Mademoiselle Baudelaire

L e livre s'ouvre par une séquence onirique. Juchées sur Notre-Dame de Paris, deux silhouettes se détachent : une Sphinx noire et sensuelle et Baudelaire, doté d'ailes blanches démesurées. Ce dernier évoque un triste ange déchu, petit homme à l'apparence dérisoire qui porte une voilure bien trop grande. La référence à L'Albatros est évidente.

Par cette métaphore, Yslaire énonce le sujet de Mademoiselle Baudelaire. Plus qu'une biographie de l'auteur des Fleurs du Mal, c'est un le portrait d'une relation qu'il dresse : celle du dandy maudit et de sa muse, la Vénus noire, omniprésente et pourtant effacée de l'Histoire.

Il ne subsiste que peu de traces de cette inspiratrice.

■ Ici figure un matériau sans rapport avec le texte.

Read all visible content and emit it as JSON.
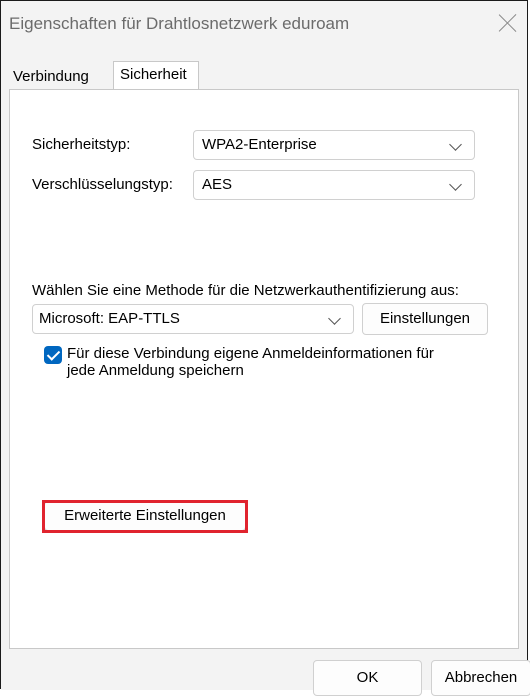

Ses dates de naissance et de décès restent méconnues, tout comme son origine, probablement créole. Son nom de famille reste incertain, même si Duval est celui qui revient le plus souvent. Tout au plus sait-on qu'elle était comédienne, qu'elle obséda le poète et que leur passion nourrit quelques-uns de ses plus beaux vers. Il est d'ailleurs intéressant de relire les poèmes inspirés par Jeanne, comme Le serpent qui danse, qui prennent un tour différent, plus charnel et plus réaliste. Cette belle alanguie n'est plus une inconnue.

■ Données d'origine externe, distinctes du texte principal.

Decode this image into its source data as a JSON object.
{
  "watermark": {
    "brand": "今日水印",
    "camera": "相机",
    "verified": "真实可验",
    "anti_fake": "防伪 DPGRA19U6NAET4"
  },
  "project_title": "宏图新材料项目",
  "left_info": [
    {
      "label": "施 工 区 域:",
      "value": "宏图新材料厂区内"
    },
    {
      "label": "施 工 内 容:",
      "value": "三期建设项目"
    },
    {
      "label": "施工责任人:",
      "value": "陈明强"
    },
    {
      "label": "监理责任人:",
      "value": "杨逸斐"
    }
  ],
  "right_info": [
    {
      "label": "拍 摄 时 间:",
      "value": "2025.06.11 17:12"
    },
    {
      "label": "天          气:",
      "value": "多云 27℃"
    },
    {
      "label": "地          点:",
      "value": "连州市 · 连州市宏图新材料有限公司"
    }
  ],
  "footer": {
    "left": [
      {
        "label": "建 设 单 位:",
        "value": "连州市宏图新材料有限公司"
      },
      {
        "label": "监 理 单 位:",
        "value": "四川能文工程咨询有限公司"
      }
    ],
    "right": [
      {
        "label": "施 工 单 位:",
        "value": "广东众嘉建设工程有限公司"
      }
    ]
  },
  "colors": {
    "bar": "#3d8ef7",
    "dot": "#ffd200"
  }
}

Se basant sur quelques éléments biographiques, dont un testament laissé par l'auteur quelques jours avant une tentative de suicide, le récit imagine ce qu'aurait pu être leur histoire. Mais c'est du point de vue de l'amante que se place ce récit. Ce dernier s'articule autour d'une lettre imaginaire qu'aurait adressée "Mademoiselle Baudelaire" à la mère de Charles, quelques jours après son décès, survenu en 1867. Le lecteur y découvre une relation complexe, passionnée, brulante et toxique. Entre domination et dépendance(s), haine et amour, passion et répulsion, tout y semble exacerbé et excessif. La folie qui habite ce couple n'est pas sans rappeler celle qui traverse les pages de Sambre.

De ce jeu d'oppositions multiples, certains raccourcis peuvent sembler un peu faciles, comme de suggérer un antagonisme entre la chair (le féminin) objet de désir et l'esprit (masculin) en quête d'absolu. Mais Yslaire n'a pas son pareil pour raconter ce genre d'histoire. Tantôt cru, puis poétique, il joue des codes pour mélanger imaginaire poétique et trivialité d'une relation bancale. Il met en images la fascination quasi fétichiste du corps de Jeanne et des sentiments contradictoires qui déchiraient l'auteur des Fleurs du mal.

Mademoiselle Baudelaire n'a pas la prétention d'être une biographie fidèle. C'est une vision romancée de la vie de son sujet à travers un point de vue inédit. Ce livre questionne également la place de la femme dans le monde artistique. Métisse, pauvre et peu éduquée, l'héroïne est en butte au mépris et à la moqueries du petit boys club que constitue le cercle d'amis de Baudelaire. Lui-même la considérait toujours comme inférieure, jusqu'à exiger que Gustave Courbet ne l'enlève de l'un de ses tableaux : L'atelier du peintre, où elle apparaissait par-dessus l'épaule du poète, telle une muse. Au fil du temps, son image réapparut par transparence. Jeanne Duval n'était pas le genre de femme à accepter d'être oubliée.